# IH 674 1977 Injector Seals



## Casiat (Jul 5, 2011)

Hi there,

Having had a clean of the fuel system after a blockage I have an issue in refitting the injectors.

The old seals were all broken or perished so I have replaced them with the only pattern parts available but as you can see they sit so proud they injectors simply won't go back in sleeves.

There appear 2 types of injector and most Google pictures show a different one from mine (possibly with a heat shield?).

I'm looking for any help on this... Perhaps I need to find some bespoke seals?

Thanks in advance.

Simon
Attleborough, Norfolk, UK


----------



## pogobill (Jan 31, 2012)

Have you determined which injectors you need? Apparently there are nozzles for C.A.V. injection and for Bosch injection, according to the Case IH Parts diagrams.


----------



## Fedup (Feb 25, 2014)

If you're referring to what looks to be an O ring in your photo, the position shown is not where it's supposed to be. Nothing actually goes there. The O ring (or possibly a cork seal originally) would just slide up further on the injector body and merely rest on the cylinder head. It's not meant to be much of a seal anyway, it just helps keep dirt and other debris from filtering down into the space between the injector body and the bore it fits into. The actual sealing takes place at the bottom where the rounded portion of the nozzle retainer nut meets the copper sleeve in cylinder head.


----------



## Casiat (Jul 5, 2011)

PogoBill/Fed up... Thank you both.

These are the original Injector's and as you say Fed up, this 'groove' is actually where it seperates and looking closely, you can see the top of the thread.

I've now managed to reseat the injectors and it soon started up.

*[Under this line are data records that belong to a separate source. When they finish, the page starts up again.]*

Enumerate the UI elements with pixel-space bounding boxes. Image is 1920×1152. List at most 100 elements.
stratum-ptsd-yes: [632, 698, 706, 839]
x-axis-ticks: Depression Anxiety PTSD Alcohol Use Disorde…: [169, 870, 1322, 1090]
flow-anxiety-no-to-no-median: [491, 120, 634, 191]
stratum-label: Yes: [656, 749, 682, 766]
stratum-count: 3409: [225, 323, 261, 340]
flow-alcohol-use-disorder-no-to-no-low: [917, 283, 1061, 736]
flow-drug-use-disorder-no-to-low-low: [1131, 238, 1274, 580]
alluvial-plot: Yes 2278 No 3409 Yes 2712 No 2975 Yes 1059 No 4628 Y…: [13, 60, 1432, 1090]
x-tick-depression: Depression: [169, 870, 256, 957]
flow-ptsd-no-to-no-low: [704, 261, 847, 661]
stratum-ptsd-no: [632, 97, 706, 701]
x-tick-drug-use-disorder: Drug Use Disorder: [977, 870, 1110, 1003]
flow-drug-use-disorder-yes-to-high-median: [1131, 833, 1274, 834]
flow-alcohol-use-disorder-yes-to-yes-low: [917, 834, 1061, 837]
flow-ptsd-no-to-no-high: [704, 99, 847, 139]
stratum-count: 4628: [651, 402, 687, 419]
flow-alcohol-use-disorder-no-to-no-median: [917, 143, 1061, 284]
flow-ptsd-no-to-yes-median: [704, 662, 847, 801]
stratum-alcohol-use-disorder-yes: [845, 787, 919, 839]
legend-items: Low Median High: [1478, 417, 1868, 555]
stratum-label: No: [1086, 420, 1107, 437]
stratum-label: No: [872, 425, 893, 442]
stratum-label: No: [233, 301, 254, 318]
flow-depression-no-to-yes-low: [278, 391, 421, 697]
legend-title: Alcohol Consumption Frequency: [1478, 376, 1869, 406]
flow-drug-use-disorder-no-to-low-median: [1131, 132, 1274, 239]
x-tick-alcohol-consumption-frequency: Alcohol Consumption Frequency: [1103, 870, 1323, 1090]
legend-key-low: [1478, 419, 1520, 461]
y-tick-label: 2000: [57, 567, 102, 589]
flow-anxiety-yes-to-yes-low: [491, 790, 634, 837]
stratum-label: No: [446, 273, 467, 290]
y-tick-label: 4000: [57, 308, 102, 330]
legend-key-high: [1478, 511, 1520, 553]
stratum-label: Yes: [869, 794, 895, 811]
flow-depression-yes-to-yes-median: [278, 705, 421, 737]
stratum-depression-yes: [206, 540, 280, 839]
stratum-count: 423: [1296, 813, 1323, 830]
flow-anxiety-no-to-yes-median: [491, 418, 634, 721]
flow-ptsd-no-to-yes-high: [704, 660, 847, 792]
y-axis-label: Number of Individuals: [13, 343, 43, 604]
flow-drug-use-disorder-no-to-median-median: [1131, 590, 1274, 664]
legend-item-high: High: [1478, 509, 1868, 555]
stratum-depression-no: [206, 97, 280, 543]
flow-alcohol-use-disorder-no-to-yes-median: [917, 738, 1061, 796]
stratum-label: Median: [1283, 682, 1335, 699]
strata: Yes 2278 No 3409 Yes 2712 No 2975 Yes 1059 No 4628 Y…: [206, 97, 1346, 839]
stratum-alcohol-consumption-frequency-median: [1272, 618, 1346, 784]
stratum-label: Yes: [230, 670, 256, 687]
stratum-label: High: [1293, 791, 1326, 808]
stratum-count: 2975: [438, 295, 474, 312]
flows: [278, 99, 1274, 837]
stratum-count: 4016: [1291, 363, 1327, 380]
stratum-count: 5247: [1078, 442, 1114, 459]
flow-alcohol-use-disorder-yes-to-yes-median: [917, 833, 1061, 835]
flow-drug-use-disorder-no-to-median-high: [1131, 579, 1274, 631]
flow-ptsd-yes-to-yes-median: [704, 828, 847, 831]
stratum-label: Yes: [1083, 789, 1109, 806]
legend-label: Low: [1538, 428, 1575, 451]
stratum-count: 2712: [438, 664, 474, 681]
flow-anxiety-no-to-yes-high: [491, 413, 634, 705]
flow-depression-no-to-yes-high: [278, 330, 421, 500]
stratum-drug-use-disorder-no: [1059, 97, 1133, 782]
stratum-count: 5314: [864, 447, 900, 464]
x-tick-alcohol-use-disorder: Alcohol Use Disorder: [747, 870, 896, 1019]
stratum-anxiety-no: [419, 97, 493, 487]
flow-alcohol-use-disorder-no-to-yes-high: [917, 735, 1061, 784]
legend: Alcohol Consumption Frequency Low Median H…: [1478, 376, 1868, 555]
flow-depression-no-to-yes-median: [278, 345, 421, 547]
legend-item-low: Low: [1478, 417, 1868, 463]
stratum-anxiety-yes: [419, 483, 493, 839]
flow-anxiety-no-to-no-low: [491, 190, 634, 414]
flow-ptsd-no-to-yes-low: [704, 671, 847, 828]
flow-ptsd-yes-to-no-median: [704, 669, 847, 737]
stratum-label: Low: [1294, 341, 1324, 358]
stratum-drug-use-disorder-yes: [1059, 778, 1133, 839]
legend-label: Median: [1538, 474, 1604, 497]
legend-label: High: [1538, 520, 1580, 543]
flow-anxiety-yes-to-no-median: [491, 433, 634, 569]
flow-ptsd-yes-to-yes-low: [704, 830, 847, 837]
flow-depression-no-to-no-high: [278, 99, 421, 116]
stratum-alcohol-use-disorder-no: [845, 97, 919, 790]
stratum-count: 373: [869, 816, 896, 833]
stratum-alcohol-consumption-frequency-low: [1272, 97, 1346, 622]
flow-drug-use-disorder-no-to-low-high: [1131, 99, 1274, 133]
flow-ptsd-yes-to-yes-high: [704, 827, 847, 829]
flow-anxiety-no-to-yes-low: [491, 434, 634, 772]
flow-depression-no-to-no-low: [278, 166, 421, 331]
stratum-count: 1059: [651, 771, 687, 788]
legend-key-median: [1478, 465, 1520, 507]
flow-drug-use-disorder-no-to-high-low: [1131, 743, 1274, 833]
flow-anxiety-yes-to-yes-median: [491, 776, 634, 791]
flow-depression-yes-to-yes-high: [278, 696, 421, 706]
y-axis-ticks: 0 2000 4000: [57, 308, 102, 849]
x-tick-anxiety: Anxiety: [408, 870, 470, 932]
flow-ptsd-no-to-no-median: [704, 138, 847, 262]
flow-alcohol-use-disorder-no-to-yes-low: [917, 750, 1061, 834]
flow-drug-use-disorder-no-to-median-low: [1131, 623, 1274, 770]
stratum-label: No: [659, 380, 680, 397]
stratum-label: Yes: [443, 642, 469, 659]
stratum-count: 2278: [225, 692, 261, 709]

However.. Despite running now, which it didn't do before I started fiddling, it looks like it's only going on 3 cylinders so I assume I've dislodged the original blockage down towards the nozzles...

Onwards and upwards.

Thanks again.

Simon


----------



## Fedup (Feb 25, 2014)

I'm not sure what you had going on that you refer to as a "blockage", nor how "cleaning" of the fuel system involved removal of the injectors to begin with. There are a few possibilities for a miss on one cylinder now that wasn't there before. You should loosen the injector lines one at a time with the engine at low RPM to determine the offending cylinder then investigate that particular injector.


----------



## Casiat (Jul 5, 2011)

It was very much an error. I needed to replace the return lines as two were perished and leaking badly.

All went well until it started 'hunting' with a blockage. Despite efforts I couldn't clear this.

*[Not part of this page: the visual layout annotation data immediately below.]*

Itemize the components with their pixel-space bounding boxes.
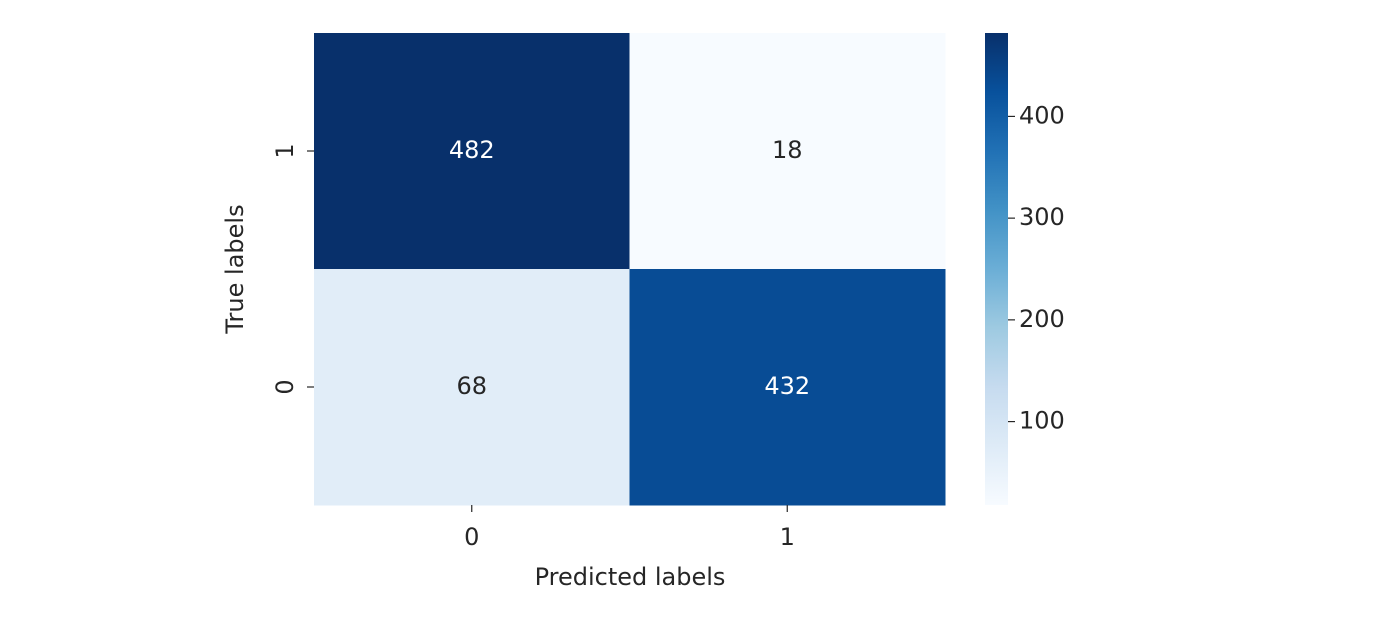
colorbar — [985, 33, 1008, 505]
cell-value-label: 482 — [449, 136, 495, 164]
heatmap-cell — [629, 33, 946, 270]
x-tick-label: 0 — [464, 523, 479, 551]
heatmap-cell — [314, 269, 630, 506]
cell-value-label: 18 — [772, 136, 803, 164]
colorbar-tick-label: 200 — [1019, 305, 1065, 333]
y-tick-label: 1 — [271, 143, 299, 158]
x-axis-label: Predicted labels — [535, 563, 726, 591]
colorbar-tick-label: 100 — [1019, 407, 1065, 435]
heatmap-cell — [314, 33, 630, 270]
y-tick-label: 0 — [271, 379, 299, 394]
colorbar-tick-label: 400 — [1019, 101, 1065, 129]
colorbar-tick-label: 300 — [1019, 203, 1065, 231]
cell-value-label: 68 — [456, 372, 487, 400]
cell-value-label: 432 — [764, 372, 810, 400]
x-tick-label: 1 — [780, 523, 795, 551]
heatmap-cell — [629, 269, 946, 506]
y-axis-label: True labels — [221, 204, 249, 334]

Having never removed an injector before, I 'investigated' by removing the clamp but it was solid so decided not to pursue this angle.

Sadly I didn't put the clamp back on when I started up again and it blew out...
So I decided to remove all of them. 2 look in good nick but 2 were badly burnt, I assume from perished seals allow dirt down over many years.

I then got the new seals and we are where we started..... .

Despite the above issues I am moderately competent so will have a go at tracing dodgy injector....

I assume you mean loosen main line rather than return line...

Thanks again.

Simon


----------



## Casiat (Jul 5, 2011)

Just a quick update... I removed all 4 injector's and cleaned the nozzles, a few of which were partially blocked.

The old girl fired up fine and was running smoothly (for the first time since I started the job) until she slowly died again. However I traced this to grotty fuel filters so we are now all good to go.

Thanks to everyone who helped. 

Simon


----------